Nach dem Wortlaut des § 696 Abs. 3 ZPO gilt die Streitsache als mit Zustellung des Mahnbescheids rechtshängig geworden, wenn sie alsbald nach der Erhebung des Widerspruchs abgegeben wird. Kraft dieser Fiktion wird der Rechtshängigkeitszeitpunkt auf den Zeitpunkt der Zustellung des Mahnbescheids zurückbezogen.
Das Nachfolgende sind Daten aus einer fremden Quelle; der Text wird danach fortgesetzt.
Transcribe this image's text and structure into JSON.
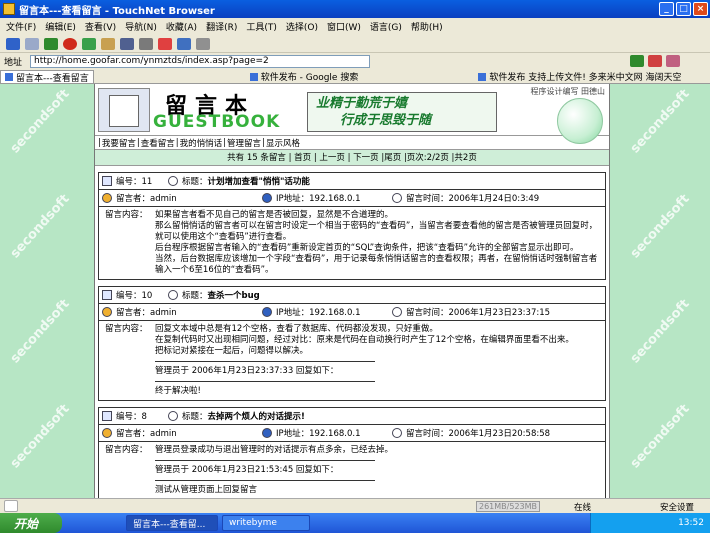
{
  "window": {
    "title": "留言本---查看留言 - TouchNet Browser",
    "btn_min": "_",
    "btn_max": "□",
    "btn_close": "×"
  },
  "menu": [
    "文件(F)",
    "编辑(E)",
    "查看(V)",
    "导航(N)",
    "收藏(A)",
    "翻译(R)",
    "工具(T)",
    "选择(O)",
    "窗口(W)",
    "语言(G)",
    "帮助(H)"
  ],
  "address": {
    "label": "地址",
    "url": "http://home.goofar.com/ynmztds/index.asp?page=2"
  },
  "tabs": [
    {
      "label": "留言本---查看留言",
      "active": true
    },
    {
      "label": "软件发布 - Google 搜索",
      "active": false
    },
    {
      "label": "软件发布 支持上传文件! 多来米中文网 海阔天空",
      "active": false
    }
  ],
  "watermark": "secondsoft",
  "page": {
    "logo_cn": "留言本",
    "logo_en": "GUESTBOOK",
    "motto_line1": "业精于勤荒于嬉",
    "motto_line2": "行成于思毁于随",
    "designer": "程序设计编写  田德山",
    "nav": [
      "我要留言",
      "查看留言",
      "我的悄悄话",
      "管理留言",
      "显示风格"
    ],
    "pager": "共有 15 条留言 | 首页 | 上一页 | 下一页 |尾页 |页次:2/2页 |共2页"
  },
  "entries": [
    {
      "number_label": "编号：11",
      "title_label": "标题：",
      "title": "计划增加查看\"悄悄\"话功能",
      "author_label": "留言者：admin",
      "ip_label": "IP地址：192.168.0.1",
      "time_label": "留言时间：2006年1月24日0:3:49",
      "content_label": "留言内容：",
      "content": [
        "如果留言者看不见自己的留言是否被回复，显然是不合道理的。",
        "那么留悄悄话的留言者可以在留言时设定一个相当于密码的“查看码”，当留言者要查看他的留言是否被管理员回复时，就可以使用这个“查看码”进行查看。",
        "后台程序根据留言者输入的“查看码”重新设定首页的“SQL”查询条件，把该“查看码”允许的全部留言显示出即可。",
        "当然，后台数据库应该增加一个字段“查看码”，用于记录每条悄悄话留言的查看权限；再者，在留悄悄话时强制留言者输入一个6至16位的“查看码”。"
      ],
      "reply": null,
      "reply_text": null
    },
    {
      "number_label": "编号：10",
      "title_label": "标题：",
      "title": "查杀一个bug",
      "author_label": "留言者：admin",
      "ip_label": "IP地址：192.168.0.1",
      "time_label": "留言时间：2006年1月23日23:37:15",
      "content_label": "留言内容：",
      "content": [
        "回复文本域中总是有12个空格，查看了数据库、代码都没发现，只好重做。",
        "在复制代码时又出现相同问题，经过对比：原来是代码在自动换行时产生了12个空格，在编辑界面里看不出来。",
        "把标记对紧接在一起后，问题得以解决。"
      ],
      "reply": "管理员于 2006年1月23日23:37:33 回复如下：",
      "reply_text": "终于解决啦!"
    },
    {
      "number_label": "编号：8",
      "title_label": "标题：",
      "title": "去掉两个烦人的对话提示!",
      "author_label": "留言者：admin",
      "ip_label": "IP地址：192.168.0.1",
      "time_label": "留言时间：2006年1月23日20:58:58",
      "content_label": "留言内容：",
      "content": [
        "管理员登录成功与退出管理时的对话提示有点多余，已经去掉。"
      ],
      "reply": "管理员于 2006年1月23日21:53:45 回复如下：",
      "reply_text": "测试从管理页面上回复留言"
    }
  ],
  "status": {
    "memory": "261MB/523MB",
    "network": "在线",
    "security": "安全设置"
  },
  "taskbar": {
    "start": "开始",
    "tasks": [
      {
        "label": "留言本---查看留...",
        "active": true
      },
      {
        "label": "writebyme",
        "active": false
      }
    ],
    "clock": "13:52"
  }
}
Da die Rechtshängigkeit die tatsächliche Existenz eines Urteilsverfahrens über den prozessualen Anspruch bedeutet, werden die Parteien durch § 696 Abs. 3 ZPO so gestellt, als sei der zunächst im Mahnverfahren verfolgte Anspruch bereits mit der Zustellung des Mahnbescheids durch Klageerhebung geltend gemacht worden4.
Danach gilt die Erfüllung einer Forderung nach Zustellung des Mahnbescheids als ein nach Rechtshängigkeit eingetretenes erledigendes Ereignis, wenn die Streitsache gemäß § 696 Abs. 3 ZPO alsbald nach Erhebung des Widerspruchs an das Prozessgericht abgegeben wird. Nach der sich aus § 696 Abs. 3 ZPO ergebenden gesetzgeberischen Wertung wird die Funktion der Klageschrift, den Streitgegenstand und die Parteien festzulegen, durch den Mahnbescheid hinreichend erfüllt5. Liegen die Voraussetzungen dieser Vorschrift vor, ist daher bereits mit Zustellung des Mahnbescheids ein Rechtsstreit zwischen den Parteien zu bejahen, der sich erledigen kann.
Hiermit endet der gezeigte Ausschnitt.